Blood group antigens are polymorphic residues of protein or carbohydrate on the red cell surface. They can provoke an antibody response in individuals who lack them, and some antibodies can lead to hemolytic transfusion reaction or hemolytic disease of the fetus/newborn. Researchers have identified the molecular basis of many red cell blood group antigens, and an actively maintained database currently lists over 1,600 alleles of 44 genes. This mini-review describes the major applications of the explosion of knowledge in blood group genetics to the practice of blood banking and transfusion medicine.

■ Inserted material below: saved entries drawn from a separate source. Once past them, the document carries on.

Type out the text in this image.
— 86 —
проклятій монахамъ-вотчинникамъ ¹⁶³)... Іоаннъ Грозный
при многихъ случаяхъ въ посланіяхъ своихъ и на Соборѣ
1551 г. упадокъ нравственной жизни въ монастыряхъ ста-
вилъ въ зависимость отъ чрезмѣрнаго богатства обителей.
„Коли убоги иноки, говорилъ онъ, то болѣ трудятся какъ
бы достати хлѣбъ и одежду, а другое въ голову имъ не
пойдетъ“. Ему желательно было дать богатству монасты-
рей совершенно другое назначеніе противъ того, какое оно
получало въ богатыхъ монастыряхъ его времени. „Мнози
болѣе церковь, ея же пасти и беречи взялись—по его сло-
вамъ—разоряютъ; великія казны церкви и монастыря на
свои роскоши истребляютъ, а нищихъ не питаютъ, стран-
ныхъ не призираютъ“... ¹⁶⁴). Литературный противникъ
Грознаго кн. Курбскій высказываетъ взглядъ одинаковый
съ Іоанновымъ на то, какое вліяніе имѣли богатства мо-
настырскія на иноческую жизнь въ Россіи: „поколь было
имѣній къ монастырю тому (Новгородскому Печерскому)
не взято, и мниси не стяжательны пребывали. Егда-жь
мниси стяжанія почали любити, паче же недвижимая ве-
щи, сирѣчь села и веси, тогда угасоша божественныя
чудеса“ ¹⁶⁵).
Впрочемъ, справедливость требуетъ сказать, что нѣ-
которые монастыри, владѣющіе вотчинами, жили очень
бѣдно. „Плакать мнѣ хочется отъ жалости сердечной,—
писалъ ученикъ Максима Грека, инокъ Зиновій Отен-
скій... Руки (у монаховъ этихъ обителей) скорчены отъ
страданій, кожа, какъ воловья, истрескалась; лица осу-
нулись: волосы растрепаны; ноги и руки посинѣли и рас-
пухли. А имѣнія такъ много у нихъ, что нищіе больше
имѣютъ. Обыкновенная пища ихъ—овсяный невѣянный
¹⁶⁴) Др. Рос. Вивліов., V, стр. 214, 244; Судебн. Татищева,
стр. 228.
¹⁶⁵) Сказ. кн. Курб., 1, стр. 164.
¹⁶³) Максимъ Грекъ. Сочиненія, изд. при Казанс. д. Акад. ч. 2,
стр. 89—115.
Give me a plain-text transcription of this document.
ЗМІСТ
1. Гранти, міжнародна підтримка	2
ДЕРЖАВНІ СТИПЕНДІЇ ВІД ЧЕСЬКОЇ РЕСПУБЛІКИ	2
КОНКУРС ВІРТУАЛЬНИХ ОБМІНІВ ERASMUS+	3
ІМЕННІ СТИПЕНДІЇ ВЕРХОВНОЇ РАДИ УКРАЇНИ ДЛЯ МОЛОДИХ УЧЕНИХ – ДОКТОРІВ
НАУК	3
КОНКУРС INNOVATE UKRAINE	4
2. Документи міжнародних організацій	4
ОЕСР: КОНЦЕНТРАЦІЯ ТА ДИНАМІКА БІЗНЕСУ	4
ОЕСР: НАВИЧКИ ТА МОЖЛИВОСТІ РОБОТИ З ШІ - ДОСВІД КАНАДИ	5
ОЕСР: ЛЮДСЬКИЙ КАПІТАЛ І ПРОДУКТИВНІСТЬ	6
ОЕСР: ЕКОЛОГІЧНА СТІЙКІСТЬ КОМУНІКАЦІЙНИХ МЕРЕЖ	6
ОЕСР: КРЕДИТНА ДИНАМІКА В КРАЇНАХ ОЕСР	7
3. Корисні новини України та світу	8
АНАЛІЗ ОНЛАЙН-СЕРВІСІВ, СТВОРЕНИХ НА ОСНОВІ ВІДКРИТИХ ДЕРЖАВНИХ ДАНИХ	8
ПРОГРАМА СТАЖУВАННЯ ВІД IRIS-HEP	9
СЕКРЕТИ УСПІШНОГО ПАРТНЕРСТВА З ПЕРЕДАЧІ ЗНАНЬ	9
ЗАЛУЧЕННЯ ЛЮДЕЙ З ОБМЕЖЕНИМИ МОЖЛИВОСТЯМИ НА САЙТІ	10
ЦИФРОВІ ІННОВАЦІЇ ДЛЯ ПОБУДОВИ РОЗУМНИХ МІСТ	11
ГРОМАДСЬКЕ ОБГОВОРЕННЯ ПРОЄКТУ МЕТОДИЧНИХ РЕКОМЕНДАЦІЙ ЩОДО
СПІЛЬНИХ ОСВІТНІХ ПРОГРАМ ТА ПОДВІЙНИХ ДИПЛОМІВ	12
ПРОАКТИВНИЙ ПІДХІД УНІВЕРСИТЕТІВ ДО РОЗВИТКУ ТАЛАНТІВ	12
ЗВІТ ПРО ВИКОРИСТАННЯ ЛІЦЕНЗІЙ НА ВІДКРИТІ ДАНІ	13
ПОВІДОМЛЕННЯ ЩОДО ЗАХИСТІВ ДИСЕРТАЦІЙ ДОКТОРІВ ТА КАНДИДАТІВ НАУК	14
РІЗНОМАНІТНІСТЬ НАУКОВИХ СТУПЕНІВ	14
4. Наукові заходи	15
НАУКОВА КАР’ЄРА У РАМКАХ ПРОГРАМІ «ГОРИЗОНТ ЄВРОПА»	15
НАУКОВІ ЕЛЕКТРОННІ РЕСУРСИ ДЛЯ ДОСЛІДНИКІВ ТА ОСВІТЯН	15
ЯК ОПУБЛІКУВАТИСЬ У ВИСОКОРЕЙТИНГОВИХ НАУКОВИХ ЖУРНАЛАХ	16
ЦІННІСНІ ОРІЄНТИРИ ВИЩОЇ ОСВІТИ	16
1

  • Fetal typing:Typing of fetuses, usually for D, but also K, C, c or E, of alloimmunised women, to assess whether the fetus is at risk of haemolytic disease of the fetus and newborn (HDFN). The DNA source is cell-free fetal DNA in the mother’s plasma. In the future this technology may be applied to all D negative pregnant women to determine their requirement for antenatal anti-D prophylaxis.
  • Transfused patientsTyping of multiply transfused patients, where serological testing cannot be used because of the presence of transfused red cells.
  • Immunoglobulin-coated red cells: Typing of red cells giving a positive direct anti-globulin test (DAT), usually in patients with autoimmune hemolytic anemia, to help in the identification of underlying alloantibodies.
  • Determining Rh variantsMolecular methods are used for identifying Rh variants, especially the weak and partial variants of D, to assist in the provision of the most suitable blood for transfusion.
  • Confirmation of D negative: Detection of RHD in an apparently D negative donor could signal very weak D expression, which could immunize a D negative patient.
  • RHD zygosity: Quantitative PCR can reveal whether a D positive person is homozygous or hemizygous for RHD. This cannot be done by serological methods. Testing fathers of fetuses at risk of HDFN provides limited information on the D type of the fetus.
  • Testing when suitable reagents are not available: Molecular methods can replace serological methods when suitable serological reagents are unreliable or not available, e.g. Dombrock typing of donors.
  • Supporting the serological reference laboratoryMolecular methods are valuable for supporting the serological reference laboratory in sorting out difficult problems.